A 3D rotation around an arbitrary point $(x_0, y_0, z_0)$ is described by
$$\left[ \begin{matrix} x^\prime \\ y^\prime \\ z^\prime \end{matrix} \right] =
\left[ \begin{matrix} X_x & Y_x & Z_x \\ X_y & Y_y & Z_y \\ X_z & Y_z & Z_z \end{matrix} \right] \left[ \begin{matrix} x - x_0 \\ y - y_0 \\ z - z_0 \end{matrix} \right] + \left[ \begin{matrix} x_0 \\ y_0 \\ z_0 \end{matrix} \right]$$
which, as OP noted, first subtracts the center point, rotates around the origin, then adds back the center point; equivalently written as
$$\vec{p}^\prime = \mathbf{R} \left( \vec{p} - \vec{p}_0 \right) + \vec{p}_0$$
We can combine the two translations, saving three subtractions per point – not much, but might help in a computer program. This is because
$$\vec{p}^\prime = \mathbf{R} \vec{p} + \left( \vec{p}_0 - \mathbf{R} \vec{p}_0 \right)$$
In other words, you can use the simple form, either
$$\left[ \begin{matrix} x^\prime \\ y^\prime \\ z^\prime \end{matrix} \right] =
\left[ \begin{matrix} X_x & Y_x & Z_x \\ X_y & Y_y & Z_y \\ X_z & Y_z & Z_z \end{matrix} \right] \left[ \begin{matrix} x \\ y \\ z \end{matrix} \right] + \left[ \begin{matrix} T_x \\ T_y \\ T_z \end{matrix} \right]$$
or, equivalently,
$$\left[ \begin{matrix} x^\prime \\ y^\prime \\ z^\prime \\ 1 \end{matrix} \right] = \left[ \begin{matrix} X_x & Y_x & Z_x & T_x \\ X_y & Y_y & Z_y & T_y \\ X_z & Y_z & Z_z & T_z \\ 0 & 0 & 0 & 1 \end{matrix} \right] \left[ \begin{matrix} x \\ y \\ z \\ 1 \end{matrix} \right]$$
where
$$\left[ \begin{matrix} T_x \\ T_y \\ T_z \end{matrix} \right] =
\left[ \begin{matrix} x_0 \\ y_0 \\ z_0 \end{matrix} \right] -
\left[ \begin{matrix} X_x & Y_x & Z_x \\ X_y & Y_y & Z_y \\ X_z & Y_z & Z_z \end{matrix} \right] \left[ \begin{matrix} x_0 \\ y_0 \\ z_0 \end{matrix} \right]$$
to apply a rotation $\mathbf{R}$ around a centerpoint $(x_0, y_0, z_0)$.

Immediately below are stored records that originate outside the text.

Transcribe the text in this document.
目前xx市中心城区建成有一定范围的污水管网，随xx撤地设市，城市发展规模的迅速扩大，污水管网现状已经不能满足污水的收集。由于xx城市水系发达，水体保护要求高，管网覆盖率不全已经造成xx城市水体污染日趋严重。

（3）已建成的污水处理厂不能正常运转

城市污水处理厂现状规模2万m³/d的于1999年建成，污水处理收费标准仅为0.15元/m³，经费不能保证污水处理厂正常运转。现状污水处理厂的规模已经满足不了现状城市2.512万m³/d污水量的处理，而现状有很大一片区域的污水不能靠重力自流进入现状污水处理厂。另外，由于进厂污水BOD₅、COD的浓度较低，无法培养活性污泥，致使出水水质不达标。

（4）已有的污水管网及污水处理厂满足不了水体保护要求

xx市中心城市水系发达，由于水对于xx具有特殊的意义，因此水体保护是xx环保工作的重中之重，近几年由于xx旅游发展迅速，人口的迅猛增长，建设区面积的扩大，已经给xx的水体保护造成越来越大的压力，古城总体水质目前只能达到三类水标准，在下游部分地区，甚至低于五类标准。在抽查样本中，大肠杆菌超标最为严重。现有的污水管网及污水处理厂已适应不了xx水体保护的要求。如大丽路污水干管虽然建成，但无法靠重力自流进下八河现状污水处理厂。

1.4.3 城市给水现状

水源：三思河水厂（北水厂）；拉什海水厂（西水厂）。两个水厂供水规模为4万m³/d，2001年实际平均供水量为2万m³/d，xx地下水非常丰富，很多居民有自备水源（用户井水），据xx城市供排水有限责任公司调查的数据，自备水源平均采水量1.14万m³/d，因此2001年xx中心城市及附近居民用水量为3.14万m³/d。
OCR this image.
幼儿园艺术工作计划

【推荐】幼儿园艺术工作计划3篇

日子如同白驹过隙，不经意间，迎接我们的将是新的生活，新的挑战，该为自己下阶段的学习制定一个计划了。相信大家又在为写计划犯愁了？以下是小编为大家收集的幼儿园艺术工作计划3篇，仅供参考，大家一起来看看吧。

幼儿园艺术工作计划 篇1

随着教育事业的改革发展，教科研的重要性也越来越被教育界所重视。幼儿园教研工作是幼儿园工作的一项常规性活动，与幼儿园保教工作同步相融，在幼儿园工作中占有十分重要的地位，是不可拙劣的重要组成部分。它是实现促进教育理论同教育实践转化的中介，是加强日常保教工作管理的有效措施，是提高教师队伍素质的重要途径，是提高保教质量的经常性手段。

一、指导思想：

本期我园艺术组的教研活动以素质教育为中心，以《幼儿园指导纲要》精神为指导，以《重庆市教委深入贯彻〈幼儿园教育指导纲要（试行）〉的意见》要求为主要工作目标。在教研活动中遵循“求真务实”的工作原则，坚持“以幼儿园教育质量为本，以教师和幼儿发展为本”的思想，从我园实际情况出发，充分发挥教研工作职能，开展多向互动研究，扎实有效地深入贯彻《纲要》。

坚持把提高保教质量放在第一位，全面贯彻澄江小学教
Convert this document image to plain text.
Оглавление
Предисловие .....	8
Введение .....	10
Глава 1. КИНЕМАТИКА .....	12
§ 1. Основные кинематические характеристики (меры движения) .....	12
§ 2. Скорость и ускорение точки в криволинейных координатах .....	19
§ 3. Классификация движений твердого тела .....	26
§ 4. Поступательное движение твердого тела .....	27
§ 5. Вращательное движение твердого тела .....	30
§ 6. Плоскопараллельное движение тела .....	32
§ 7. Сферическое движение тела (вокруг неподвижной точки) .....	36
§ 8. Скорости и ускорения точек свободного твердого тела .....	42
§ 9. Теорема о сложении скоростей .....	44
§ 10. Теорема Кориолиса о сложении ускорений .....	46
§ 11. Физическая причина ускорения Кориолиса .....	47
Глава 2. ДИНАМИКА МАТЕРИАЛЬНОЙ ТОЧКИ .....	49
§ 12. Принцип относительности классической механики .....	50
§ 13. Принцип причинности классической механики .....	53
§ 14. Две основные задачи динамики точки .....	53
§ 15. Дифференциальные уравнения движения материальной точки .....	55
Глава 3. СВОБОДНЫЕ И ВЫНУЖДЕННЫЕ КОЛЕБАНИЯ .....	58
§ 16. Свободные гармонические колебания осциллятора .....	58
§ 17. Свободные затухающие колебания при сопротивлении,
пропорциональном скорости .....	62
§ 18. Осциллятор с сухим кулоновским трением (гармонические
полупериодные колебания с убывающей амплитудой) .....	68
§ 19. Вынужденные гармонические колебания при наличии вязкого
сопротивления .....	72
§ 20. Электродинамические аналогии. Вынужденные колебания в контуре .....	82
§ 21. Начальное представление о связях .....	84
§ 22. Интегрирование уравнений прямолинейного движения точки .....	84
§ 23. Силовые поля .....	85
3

The 4×4 matrix form is particularly useful if you use SIMD, like SSE or AVX, with four-component vectors; that's one reason why many 3D libraries use it. Another is that the same form can be used for projection.
For the time being I have to implement every basic arithmetic operation for the linear algebra, and the bulk of the work is in calculating the rotation matrix itself. I should have been clearer in the questions, but I was also hoping for a method that required fewer arithmetic operations than multiplying 5 3x3 matrices. Any hope for that?
– K0ICHI Jun 11 '20 at 13:43